The Commando courses were taught by Army and often Commando instructors. The airmen were all reduced to the rank of private and
only the cap with a white patch showed who they really were.
Hand to hand combat, small arms and training with rifles filled part of the course. Evading capture and living off the
land were a big part of the exercises. Being dropped off far from camp and finding their way home without the help
of the local people was the big test. Home Guard would be on the lookout for them along with police and their instructors. Cheaters
received a free ride back to the beginning.
The beginning of December and F/O Smith was with his crew at No. 1664 HCU training on Halifax. Seven days ground school came first.
By February 3rd the time at 1664, noted as "on a par with Dalton", broken up by nine days Leave in London during the Christmas
holidays in the middle of the training.
A few weeks after arrival at 419 Squadron found the Smith crew flying their first operation, a daylight sortie
over Mainz. The following day he and his crew again took "Daisy" KB839 on a daylight raid into Germany. Smith and
his crew flew six daylight raids into Germany all told
As the end of April of 1945 rolled round, the airmen could see the signs of the beginning of the end. The skies were
still dangerous and 419 continued operations up until April 25th. The newly arrived crews seemed to be scrambling to get
in at least one operation before the war was over. The squadron records show a number of new names of pilots taking part in the operations.
No time was wasted in getting into action for the longest cross water journey most of the pilots and crews
had ever been assigned to, with the V-E party still most likely
ringing in their ears, on May 9th twenty-two crews were selected to transport the Lancasters back home to Canada.
Part of the RCAF's contribution to the war in the Pacific
was to provide a bomber wing for "Tiger Force" and the Lancasters were ear marked for that joint operation with RAF,
USAAF and RAAF.
F/O Smitty Smith along with his, Navigator and wireless operator had a great deal of training to do in a
short period of time.
All pilots had now to be trained in "Beam Flying" . And they all had to go back to training in a Link
Trainer to become familiar with this type of guiding the aircraft from point to
point. Navigators were heavily involved in learning Astro Navigation, taking every available opportunity
to learn to navigate by the sun, which was doing it's best not to shine
during the first week after V-E Day. Navigators were also listed as taking part in something called "Dry Swim" .
The Wireless Operators were trained on Department of Transport
procedures something that would allow them to communicate with the airports and flight path traffic they
would be encountering at points along the route to Nova Scotia.

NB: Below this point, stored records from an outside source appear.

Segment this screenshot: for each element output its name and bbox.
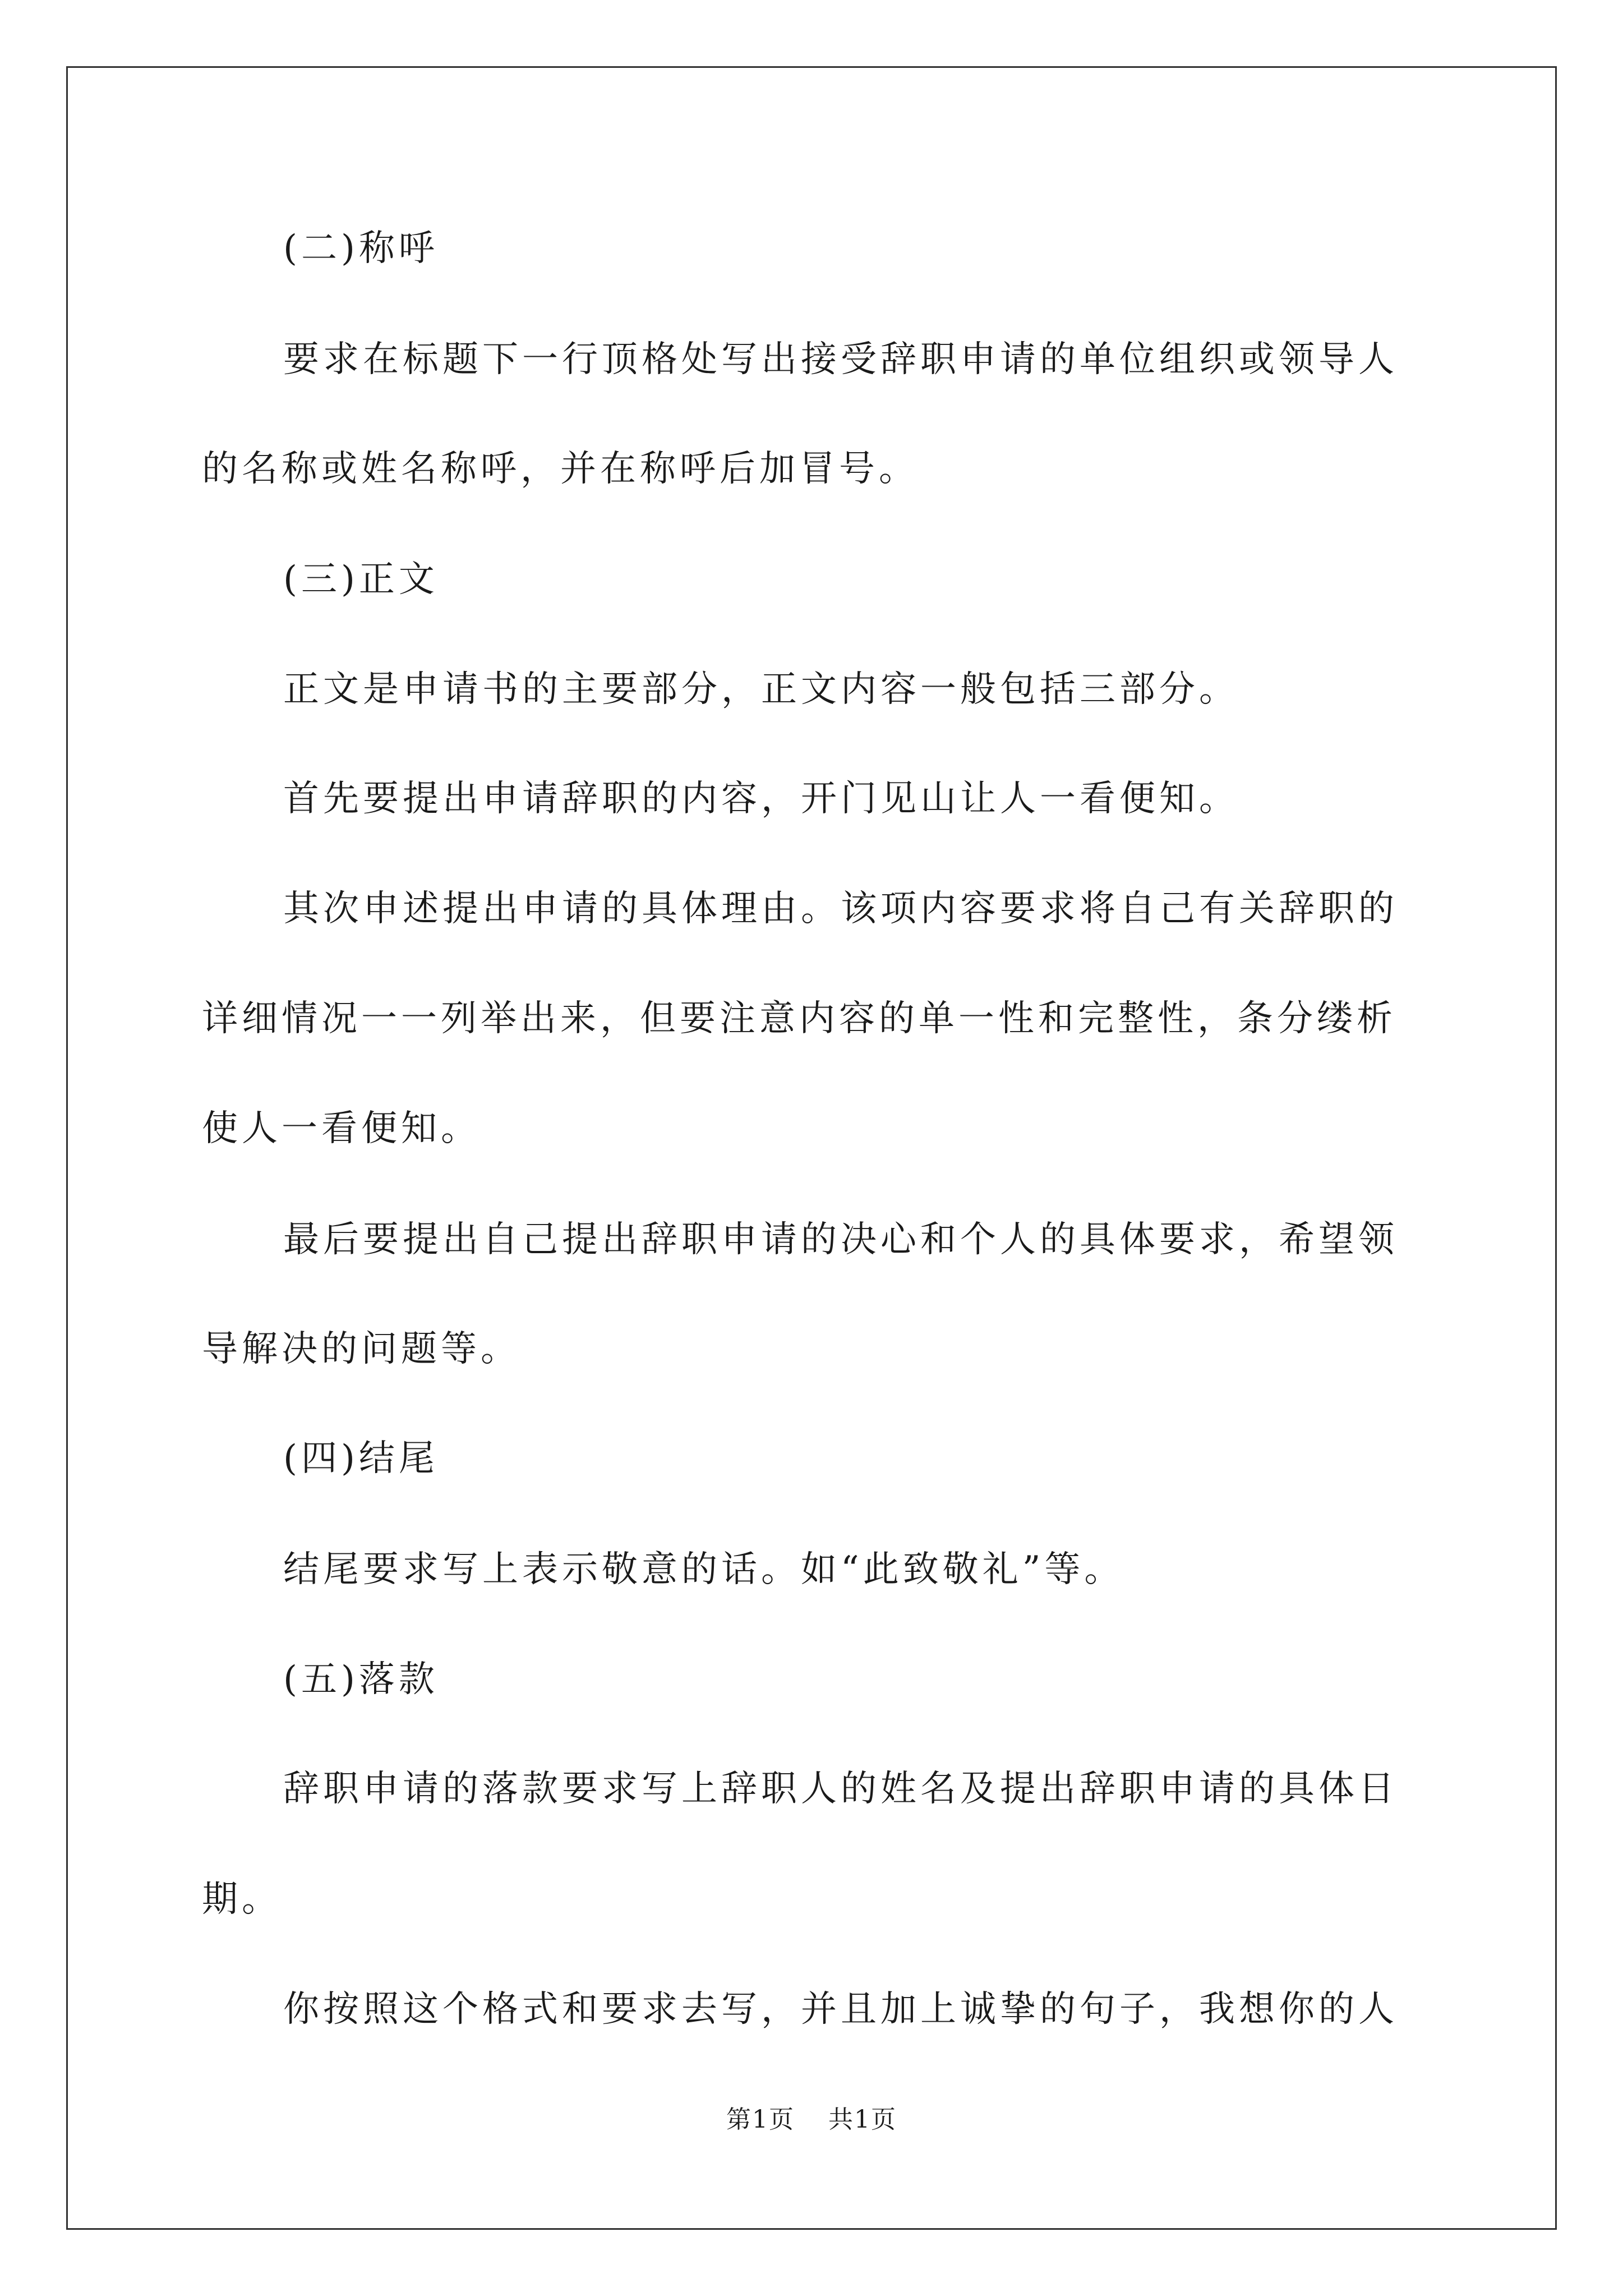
paragraph-line: 其次申述提出申请的具体理由。该项内容要求将自己有关辞职的 <box>283 888 1398 930</box>
page-number-current: 第1页 <box>726 2105 795 2134</box>
paragraph-line: 最后要提出自己提出辞职申请的决心和个人的具体要求，希望领 <box>283 1219 1398 1260</box>
page-footer <box>0 2105 1623 2134</box>
paragraph-line: 辞职申请的落款要求写上辞职人的姓名及提出辞职申请的具体日 <box>283 1768 1398 1810</box>
heading-signature: (五)落款 <box>283 1659 439 1700</box>
heading-salutation: (二)称呼 <box>283 228 439 269</box>
paragraph-line: 导解决的问题等。 <box>202 1328 520 1370</box>
heading-closing: (四)结尾 <box>283 1438 439 1479</box>
paragraph-line: 你按照这个格式和要求去写，并且加上诚挚的句子，我想你的人 <box>283 1989 1398 2030</box>
page-number-total: 共1页 <box>828 2105 897 2134</box>
paragraph-line: 的名称或姓名称呼，并在称呼后加冒号。 <box>202 448 919 490</box>
paragraph-line: 首先要提出申请辞职的内容，开门见山让人一看便知。 <box>283 778 1239 820</box>
heading-body: (三)正文 <box>283 559 439 600</box>
paragraph-line: 要求在标题下一行顶格处写出接受辞职申请的单位组织或领导人 <box>283 339 1398 380</box>
paragraph-line: 正文是申请书的主要部分，正文内容一般包括三部分。 <box>283 669 1239 710</box>
paragraph-line: 结尾要求写上表示敬意的话。如“此致敬礼”等。 <box>283 1549 1124 1590</box>
paragraph-line: 使人一看便知。 <box>202 1108 481 1149</box>
paragraph-line: 期。 <box>202 1879 282 1920</box>
paragraph-line: 详细情况一一列举出来，但要注意内容的单一性和完整性，条分缕析 <box>202 998 1396 1039</box>
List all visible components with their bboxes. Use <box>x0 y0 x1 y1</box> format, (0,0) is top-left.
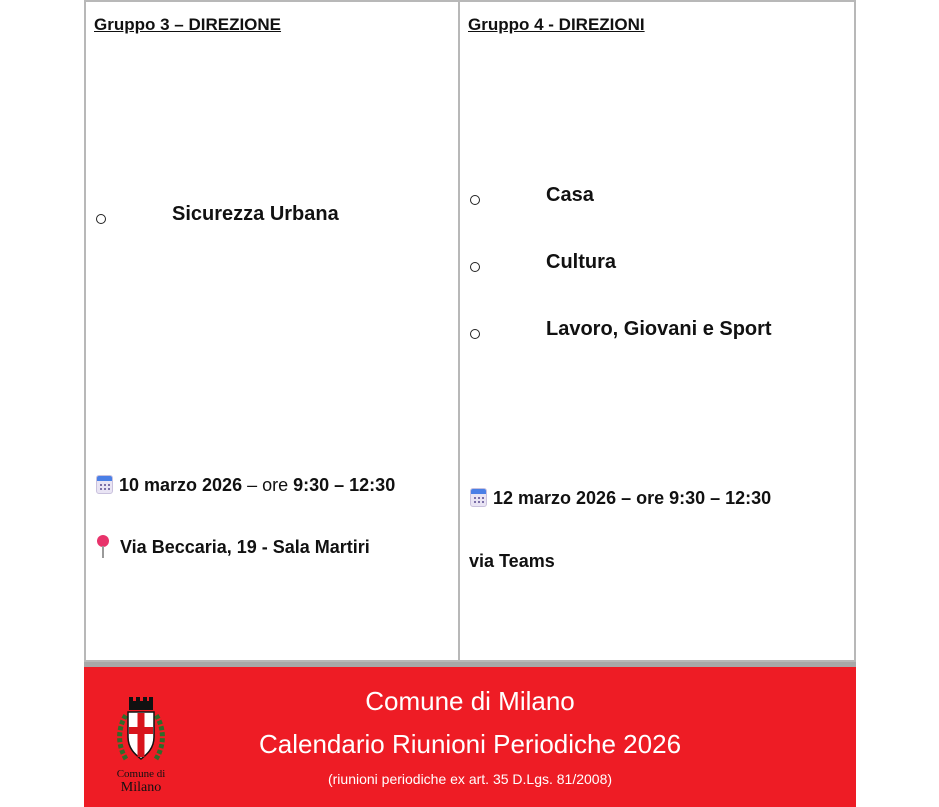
group-3-date-separator: – ore <box>242 475 294 495</box>
group-4-item-label: Lavoro, Giovani e Sport <box>546 318 772 340</box>
group-4-item-label: Cultura <box>546 251 616 273</box>
group-4-item-label: Casa <box>546 184 594 206</box>
circle-bullet-icon <box>96 214 106 224</box>
pin-icon <box>96 535 110 559</box>
group-4-location-value: via Teams <box>469 551 555 571</box>
group-4-date-value: 12 marzo 2026 – ore 9:30 – 12:30 <box>493 488 772 508</box>
group-4-date <box>470 488 771 509</box>
footer-note: (riunioni periodiche ex art. 35 D.Lgs. 81/2008) <box>327 771 613 787</box>
group-4-location <box>469 551 555 572</box>
group-4-title: Gruppo 4 - DIREZIONI <box>468 15 645 34</box>
circle-bullet-icon <box>470 262 480 272</box>
group-4-panel <box>458 0 856 662</box>
group-3-location <box>96 535 370 559</box>
group-3-title: Gruppo 3 – DIREZIONE <box>94 15 282 34</box>
group-3-panel <box>84 0 459 662</box>
circle-bullet-icon <box>470 329 480 339</box>
group-3-item-label: Sicurezza Urbana <box>172 203 339 225</box>
circle-bullet-icon <box>470 195 480 205</box>
footer-subtitle: Calendario Riunioni Periodiche 2026 <box>258 729 682 759</box>
group-3-date-value: 10 marzo 2026 <box>119 475 243 495</box>
footer-title: Comune di Milano <box>365 686 575 716</box>
footer-banner <box>84 667 856 807</box>
group-3-time: 9:30 – 12:30 <box>293 475 396 495</box>
group-3-date <box>96 475 395 496</box>
calendar-icon <box>96 475 113 494</box>
logo-text: Comune di Milano <box>116 768 166 795</box>
calendar-icon <box>470 488 487 507</box>
group-3-location-value: Via Beccaria, 19 - Sala Martiri <box>120 537 370 557</box>
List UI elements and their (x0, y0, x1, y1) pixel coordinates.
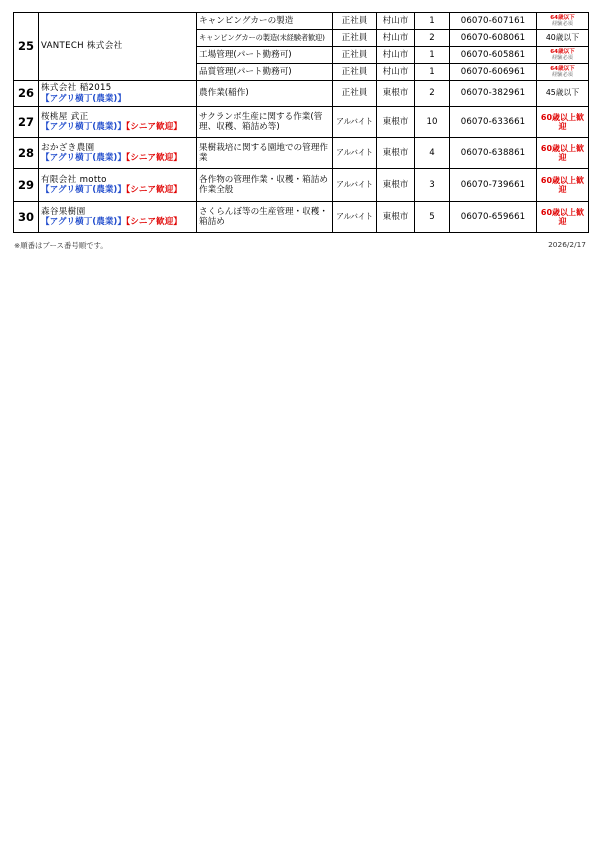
job-number: 06070-606961 (450, 64, 537, 81)
booth-number: 29 (14, 169, 39, 202)
agri-tag: 【アグリ横丁(農業)】 (41, 93, 126, 104)
work-city: 村山市 (377, 64, 415, 81)
job-description: キャンピングカーの製造 (197, 13, 333, 30)
age-requirement (537, 64, 589, 81)
work-city: 村山市 (377, 30, 415, 47)
booth-number: 30 (14, 202, 39, 233)
table-row (14, 107, 589, 138)
hire-count: 1 (415, 47, 450, 64)
company-tags (41, 217, 194, 228)
age-limit: 60歳以上歓迎 (540, 143, 585, 162)
booth-number: 28 (14, 138, 39, 169)
employment-type: アルバイト (333, 107, 377, 138)
job-listing-table (13, 12, 589, 233)
age-limit: 60歳以上歓迎 (540, 112, 585, 131)
table-row (14, 202, 589, 233)
document-date: 2026/2/17 (548, 240, 586, 249)
employment-type: 正社員 (333, 30, 377, 47)
age-requirement (537, 30, 589, 47)
company-name (39, 107, 197, 138)
age-limit: 64歳以下 (550, 48, 575, 55)
company-tags (41, 153, 194, 164)
booth-number: 25 (14, 13, 39, 81)
booth-number: 27 (14, 107, 39, 138)
company-name-text: おかざき農園 (41, 142, 95, 153)
age-limit: 60歳以上歓迎 (540, 175, 585, 194)
senior-tag: 【シニア歓迎】 (125, 217, 182, 227)
job-description: 果樹栽培に関する園地での管理作業 (197, 138, 333, 169)
age-requirement (537, 81, 589, 107)
hire-count: 4 (415, 138, 450, 169)
company-name (39, 81, 197, 107)
work-city: 東根市 (377, 202, 415, 233)
employment-type: 正社員 (333, 13, 377, 30)
age-limit: 40歳以下 (545, 32, 580, 42)
hire-count: 10 (415, 107, 450, 138)
booth-order-note: ※順番はブース番号順です。 (14, 241, 108, 250)
age-requirement (537, 138, 589, 169)
age-requirement (537, 169, 589, 202)
job-description: サクランボ生産に関する作業(管理、収穫、箱詰め等) (197, 107, 333, 138)
employment-type: 正社員 (333, 64, 377, 81)
agri-tag: 【アグリ横丁(農業)】 (41, 185, 126, 195)
age-limit: 64歳以下 (550, 65, 575, 72)
employment-type: 正社員 (333, 81, 377, 107)
job-number: 06070-659661 (450, 202, 537, 233)
employment-type: アルバイト (333, 138, 377, 169)
company-tags (41, 185, 194, 196)
company-name-text: 株式会社 稲2015 (41, 83, 112, 93)
work-city: 村山市 (377, 13, 415, 30)
age-requirement (537, 107, 589, 138)
work-city: 東根市 (377, 169, 415, 202)
senior-tag: 【シニア歓迎】 (125, 122, 182, 132)
hire-count: 1 (415, 64, 450, 81)
job-number: 06070-638861 (450, 138, 537, 169)
age-requirement (537, 47, 589, 64)
age-note: 経験必須 (552, 72, 573, 79)
work-city: 東根市 (377, 107, 415, 138)
age-requirement (537, 202, 589, 233)
work-city: 東根市 (377, 81, 415, 107)
job-number: 06070-382961 (450, 81, 537, 107)
hire-count: 1 (415, 13, 450, 30)
job-description: 各作物の管理作業・収穫・箱詰め作業全般 (197, 169, 333, 202)
agri-tag: 【アグリ横丁(農業)】 (41, 217, 126, 227)
job-number: 06070-607161 (450, 13, 537, 30)
job-number: 06070-739661 (450, 169, 537, 202)
hire-count: 3 (415, 169, 450, 202)
job-description: 工場管理(パート勤務可) (197, 47, 333, 64)
company-name (39, 138, 197, 169)
age-limit: 60歳以上歓迎 (540, 207, 585, 226)
work-city: 村山市 (377, 47, 415, 64)
work-city: 東根市 (377, 138, 415, 169)
table-row (14, 81, 589, 107)
table-row (14, 169, 589, 202)
age-note: 経験必須 (552, 21, 573, 28)
hire-count: 5 (415, 202, 450, 233)
agri-tag: 【アグリ横丁(農業)】 (41, 153, 126, 163)
table-row (14, 13, 589, 30)
senior-tag: 【シニア歓迎】 (125, 153, 182, 163)
age-note: 経験必須 (552, 55, 573, 62)
job-description: さくらんぼ等の生産管理・収穫・箱詰め (197, 202, 333, 233)
employment-type: アルバイト (333, 169, 377, 202)
company-tags (41, 122, 194, 133)
employment-type: アルバイト (333, 202, 377, 233)
company-tags (41, 94, 194, 105)
company-name-text: VANTECH 株式会社 (41, 41, 123, 52)
hire-count: 2 (415, 81, 450, 107)
job-number: 06070-633661 (450, 107, 537, 138)
employment-type: 正社員 (333, 47, 377, 64)
job-description: 農作業(稲作) (197, 81, 333, 107)
company-name (39, 13, 197, 81)
senior-tag: 【シニア歓迎】 (125, 185, 182, 195)
agri-tag: 【アグリ横丁(農業)】 (41, 122, 126, 132)
company-name-text: 有限会社 motto (41, 174, 107, 185)
company-name-text: 森谷果樹園 (41, 206, 86, 217)
job-number: 06070-605861 (450, 47, 537, 64)
hire-count: 2 (415, 30, 450, 47)
age-limit: 64歳以下 (550, 14, 575, 21)
age-requirement (537, 13, 589, 30)
age-limit: 45歳以下 (545, 88, 580, 98)
table-row (14, 138, 589, 169)
company-name-text: 桜桃屋 武正 (41, 111, 89, 122)
company-name (39, 202, 197, 233)
company-name (39, 169, 197, 202)
job-number: 06070-608061 (450, 30, 537, 47)
booth-number: 26 (14, 81, 39, 107)
job-description: 品質管理(パート勤務可) (197, 64, 333, 81)
job-description: キャンピングカーの製造(未経験者歓迎) (197, 30, 333, 47)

With the cross country training, astro navigation and D.O.T. procedures completed the next step was the
trans-Atlantic journey itself. F/O Smith, crew and some of the ground crew
along with their kit and spare parts stored aboard take off for the long and some what indirect path for
the shores of Canada.
June 10th found Smith and KB721 among others taxing
their aircraft to in front of the buildings of the RCAF Station at Digby. For many the last time they
would be flying into danger, for others and the aircraft a short respite before the
training and modifications for the Pacific war. After completing 54 operations and a second cross
Atlantic journey KB721 would await another call to action which
would never come. With the end of the war in the Pacific, "Tiger Force" was no longer needed.
Aircrew men, ground crewmen would all receive their letters releasing them from
duty. KB721 would serve on briefly now become a training aircraft and in use up until the 25th of November 1948.